If we had a perfect classifier, how would MSE vs. cross-entropy respond?
A perfect classifier assigns a probability of 1.0 (or very close) to the correct class and 0.0 to the incorrect class. With cross-entropy, the cost would approach zero in that scenario, as there would be almost no negative log-likelihood term.
With MSE, the cost similarly approaches zero because the squared difference between the predicted probabilities (1 or 0) and true labels (1 or 0) is zero. However, the path to get there is typically more direct with cross-entropy, which provides strong gradient feedback during training. MSE’s gradient would be smaller in regions where the model is “almost correct,” so even though both cross-entropy and MSE converge to near-zero for a perfect classifier, cross-entropy tends to lead there more efficiently.
Could we adapt MSE to behave more like cross-entropy through weighting?
One might consider weighting the errors differently for different predicted probabilities to compensate for MSE’s weaker gradient.

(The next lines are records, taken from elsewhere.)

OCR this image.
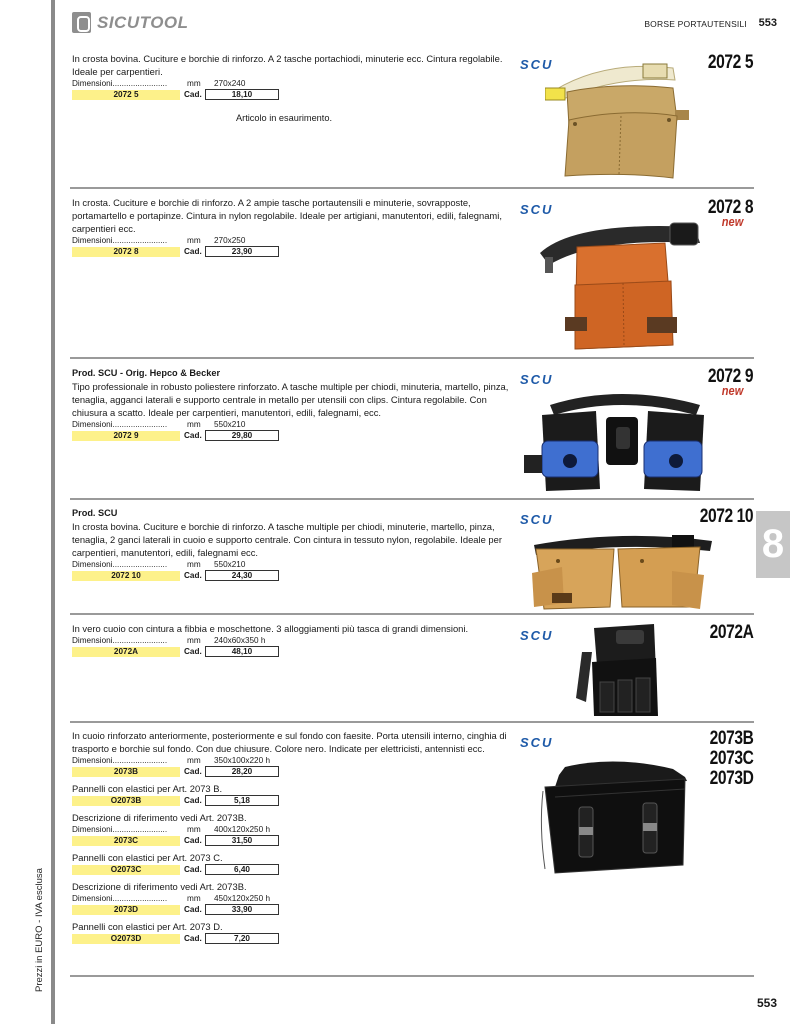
Prezzi in EURO - IVA esclusa
SICUTOOL	BORSE PORTAUTENSILI 553
553
8
In crosta bovina. Cuciture e borchie di rinforzo. A 2 tasche portachiodi, minuterie ecc. Cintura regolabile. Ideale per carpentieri.
Dimensioni........................	mm	270x240
2072 5	Cad.	18,10
Articolo in esaurimento.
In crosta. Cuciture e borchie di rinforzo. A 2 ampie tasche portautensili e minuterie, sovrapposte, portamartello e portapinze. Cintura in nylon regolabile. Ideale per artigiani, manutentori, edili, falegnami, carpentieri ecc.
Dimensioni........................	mm	270x250
2072 8	Cad.	23,90
Prod. SCU - Orig. Hepco & Becker
Tipo professionale in robusto poliestere rinforzato. A tasche multiple per chiodi, minuteria, martello, pinza, tenaglia, agganci laterali e supporto centrale in metallo per utensili con clips. Cintura regolabile. Con chiusura a scatto. Ideale per carpentieri, manutentori, edili, falegnami, ecc.
Dimensioni........................	mm	550x210
2072 9	Cad.	29,80
Prod. SCU
In crosta bovina. Cuciture e borchie di rinforzo. A tasche multiple per chiodi, minuterie, martello, pinza, tenaglia, 2 ganci laterali in cuoio e supporto centrale. Con cintura in tessuto nylon, regolabile. Ideale per carpentieri, manutentori, edili, falegnami ecc.
Dimensioni........................	mm	550x210
2072 10	Cad.	24,30
In vero cuoio con cintura a fibbia e moschettone. 3 alloggiamenti più tasca di grandi dimensioni.
Dimensioni........................	mm	240x60x350 h
2072A	Cad.	48,10
In cuoio rinforzato anteriormente, posteriormente e sul fondo con faesite. Porta utensili interno, cinghia di trasporto e borchie sul fondo. Con due chiusure. Colore nero. Indicate per elettricisti, antennisti ecc.
Dimensioni........................	mm	350x100x220 h
2073B	Cad.	28,20
Pannelli con elastici per Art. 2073 B.
O2073B	Cad.	5,18
Descrizione di riferimento vedi Art. 2073B.
Dimensioni........................	mm	400x120x250 h
2073C	Cad.	31,50
Pannelli con elastici per Art. 2073 C.
O2073C	Cad.	6,40
Descrizione di riferimento vedi Art. 2073B.
Dimensioni........................	mm	450x120x250 h
2073D	Cad.	33,90
Pannelli con elastici per Art. 2073 D.
O2073D	Cad.	7,20
SCU
SCU
SCU
SCU
SCU
SCU
2072 5
2072 8
new
2072 9
new
2072 10
2072A
2073B
2073C
2073D
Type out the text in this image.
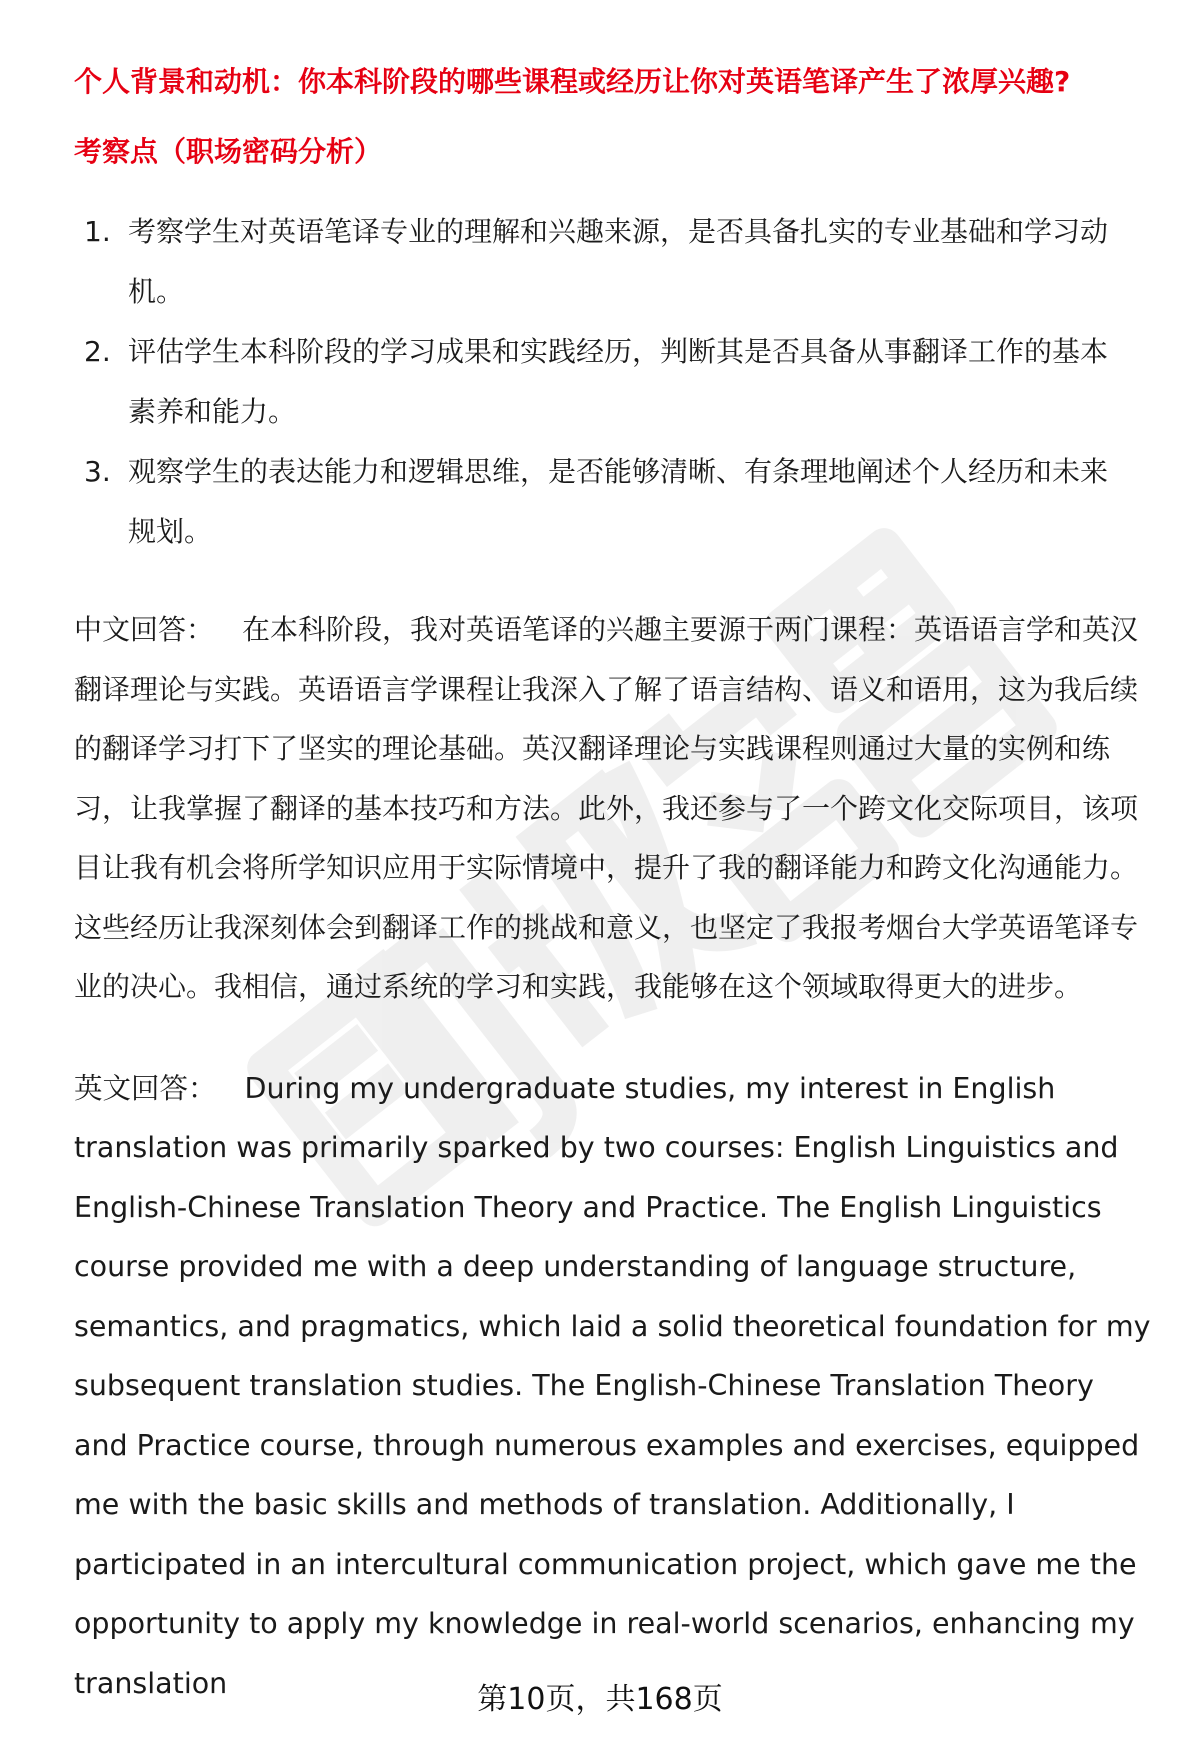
个人背景和动机：你本科阶段的哪些课程或经历让你对英语笔译产生了浓厚兴趣?
考察点（职场密码分析）
1. 考察学生对英语笔译专业的理解和兴趣来源，是否具备扎实的专业基础和学习动机。
2. 评估学生本科阶段的学习成果和实践经历，判断其是否具备从事翻译工作的基本素养和能力。
3. 观察学生的表达能力和逻辑思维，是否能够清晰、有条理地阐述个人经历和未来规划。

中文回答： 在本科阶段，我对英语笔译的兴趣主要源于两门课程：英语语言学和英汉翻译理论与实践。英语语言学课程让我深入了解了语言结构、语义和语用，这为我后续的翻译学习打下了坚实的理论基础。英汉翻译理论与实践课程则通过大量的实例和练习，让我掌握了翻译的基本技巧和方法。此外，我还参与了一个跨文化交际项目，该项目让我有机会将所学知识应用于实际情境中，提升了我的翻译能力和跨文化沟通能力。这些经历让我深刻体会到翻译工作的挑战和意义，也坚定了我报考烟台大学英语笔译专业的决心。我相信，通过系统的学习和实践，我能够在这个领域取得更大的进步。

英文回答： During my undergraduate studies, my interest in English translation was primarily sparked by two courses: English Linguistics and English-Chinese Translation Theory and Practice. The English Linguistics course provided me with a deep understanding of language structure, semantics, and pragmatics, which laid a solid theoretical foundation for my subsequent translation studies. The English-Chinese Translation Theory and Practice course, through numerous examples and exercises, equipped me with the basic skills and methods of translation. Additionally, I participated in an intercultural communication project, which gave me the opportunity to apply my knowledge in real-world scenarios, enhancing my translation	第10页，共168页
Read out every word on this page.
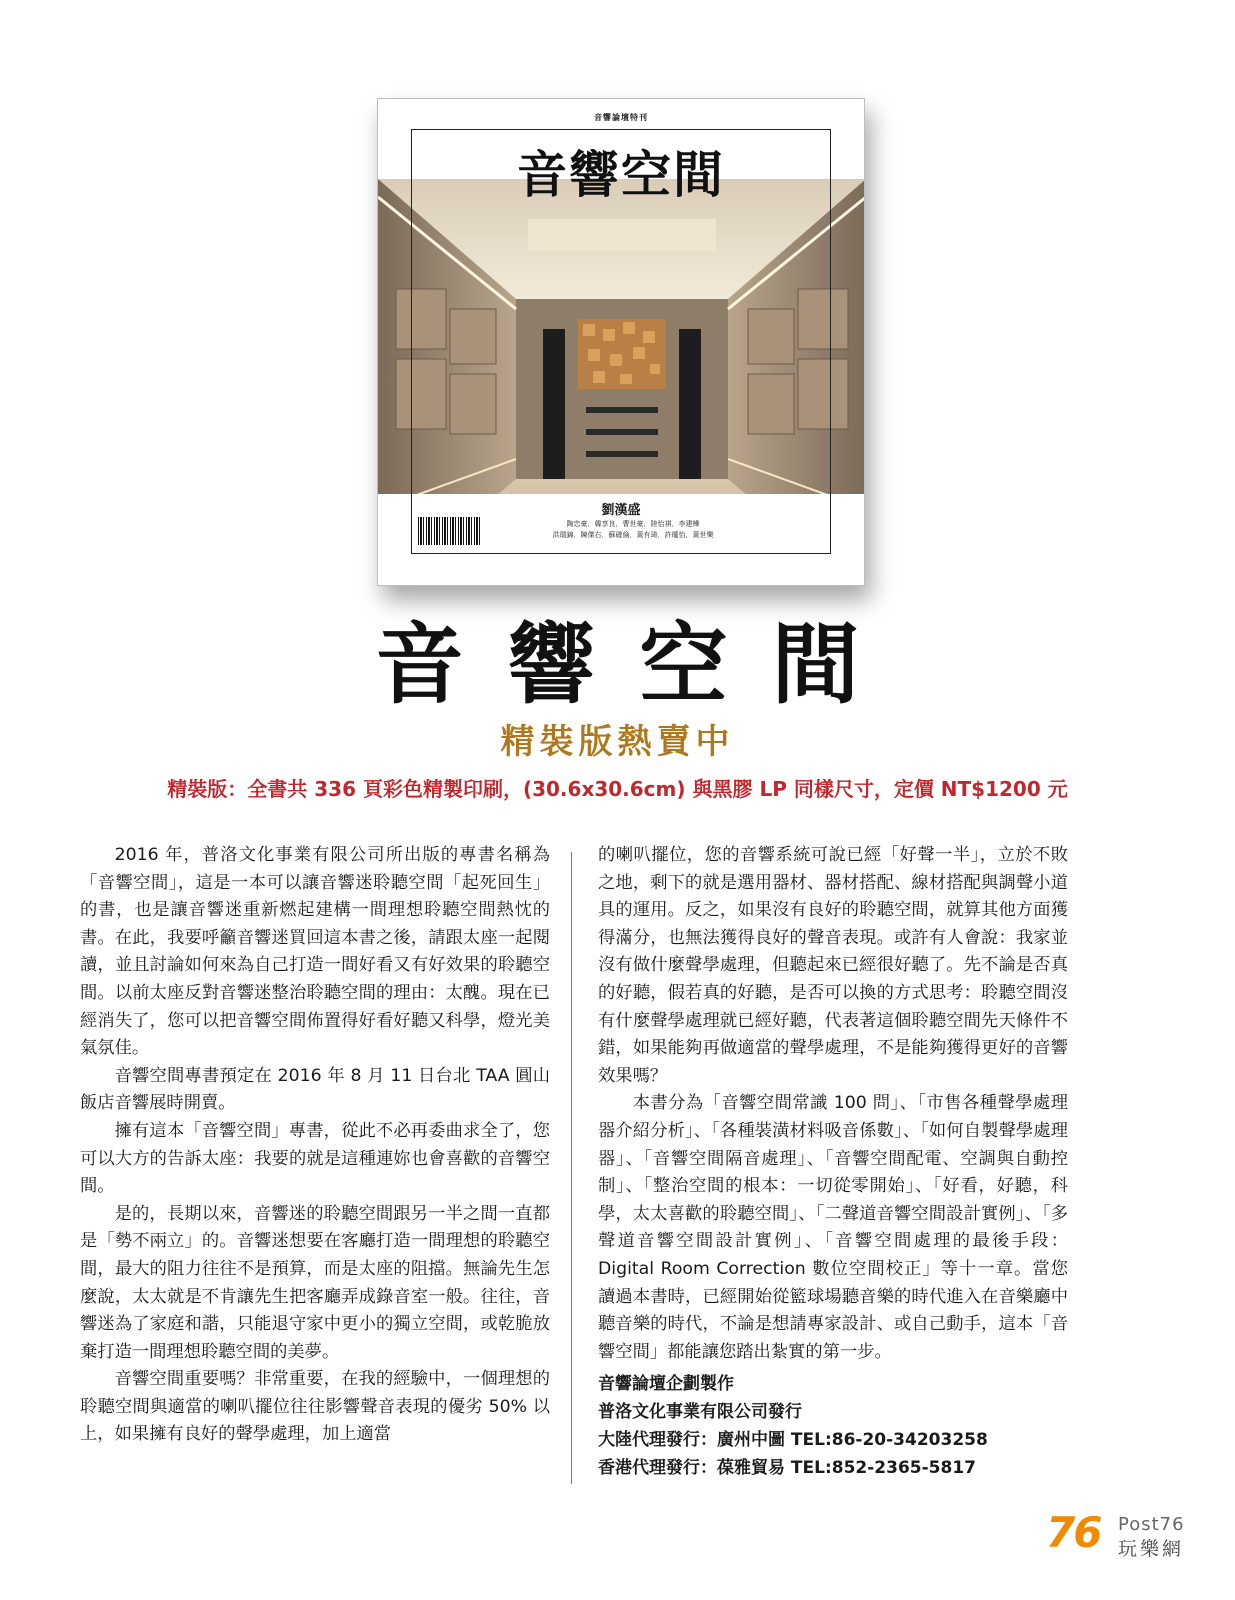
音響論壇特刊
音響空間
劉漢盛
陶忠豪．韓享良．曹世豪．陸怡祺．李建樺
洪瑞錦．陳傑右．蘇確倫．黃有琦．許瓏怡．黃世樂
音響空間
精裝版熱賣中
精裝版：全書共 336 頁彩色精製印刷，(30.6x30.6cm) 與黑膠 LP 同樣尺寸，定價 NT$1200 元

2016 年，普洛文化事業有限公司所出版的專書名稱為「音響空間」，這是一本可以讓音響迷聆聽空間「起死回生」的書，也是讓音響迷重新燃起建構一間理想聆聽空間熱忱的書。在此，我要呼籲音響迷買回這本書之後，請跟太座一起閱讀，並且討論如何來為自己打造一間好看又有好效果的聆聽空間。以前太座反對音響迷整治聆聽空間的理由：太醜。現在已經消失了，您可以把音響空間佈置得好看好聽又科學，燈光美氣氛佳。

音響空間專書預定在 2016 年 8 月 11 日台北 TAA 圓山飯店音響展時開賣。

擁有這本「音響空間」專書，從此不必再委曲求全了，您可以大方的告訴太座：我要的就是這種連妳也會喜歡的音響空間。

是的，長期以來，音響迷的聆聽空間跟另一半之間一直都是「勢不兩立」的。音響迷想要在客廳打造一間理想的聆聽空間，最大的阻力往往不是預算，而是太座的阻擋。無論先生怎麼說，太太就是不肯讓先生把客廳弄成錄音室一般。往往，音響迷為了家庭和諧，只能退守家中更小的獨立空間，或乾脆放棄打造一間理想聆聽空間的美夢。

音響空間重要嗎？非常重要，在我的經驗中，一個理想的聆聽空間與適當的喇叭擺位往往影響聲音表現的優劣 50% 以上，如果擁有良好的聲學處理，加上適當

的喇叭擺位，您的音響系統可說已經「好聲一半」，立於不敗之地，剩下的就是選用器材、器材搭配、線材搭配與調聲小道具的運用。反之，如果沒有良好的聆聽空間，就算其他方面獲得滿分，也無法獲得良好的聲音表現。或許有人會說：我家並沒有做什麼聲學處理，但聽起來已經很好聽了。先不論是否真的好聽，假若真的好聽，是否可以換的方式思考：聆聽空間沒有什麼聲學處理就已經好聽，代表著這個聆聽空間先天條件不錯，如果能夠再做適當的聲學處理，不是能夠獲得更好的音響效果嗎？

本書分為「音響空間常識 100 問」、「市售各種聲學處理器介紹分析」、「各種裝潢材料吸音係數」、「如何自製聲學處理器」、「音響空間隔音處理」、「音響空間配電、空調與自動控制」、「整治空間的根本：一切從零開始」、「好看，好聽，科學，太太喜歡的聆聽空間」、「二聲道音響空間設計實例」、「多聲道音響空間設計實例」、「音響空間處理的最後手段：Digital Room Correction 數位空間校正」等十一章。當您讀過本書時，已經開始從籃球場聽音樂的時代進入在音樂廳中聽音樂的時代，不論是想請專家設計、或自己動手，這本「音響空間」都能讓您踏出紮實的第一步。

音響論壇企劃製作
普洛文化事業有限公司發行
大陸代理發行：廣州中圖 TEL:86-20-34203258
香港代理發行：葆雅貿易 TEL:852-2365-5817
76 Post76
玩樂網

For instance, one could try to inflate the penalty for wrong predictions when the model is confident (e.g., predicted probability close to 1 for the wrong class). Although there are such heuristic approaches, they essentially approximate parts of the cross-entropy loss. This reaffirms that cross-entropy natively captures the behavior we want: strong penalties for incorrect high-confidence predictions. The more you tune MSE with weighting schemes, the more it ends up looking like a variant of cross-entropy in practice.
What if we are not strictly interested in probability outputs but only in the classification decision?
Even if the end goal is just to classify (positive vs. negative) without needing a probability, cross-entropy typically converges to a better linear boundary for logistic regression. This is because cross-entropy’s gradient encourages the log-odds to move rapidly toward the correct class in the event of a misclassification. MSE doesn’t enforce that log-odds boundary as strongly, which can lead to decision boundaries that are slower to become well separated.
Hence, even when probabilities are not the final outcome of interest, cross-entropy remains advantageous for quicker, more stable, and better classification performance.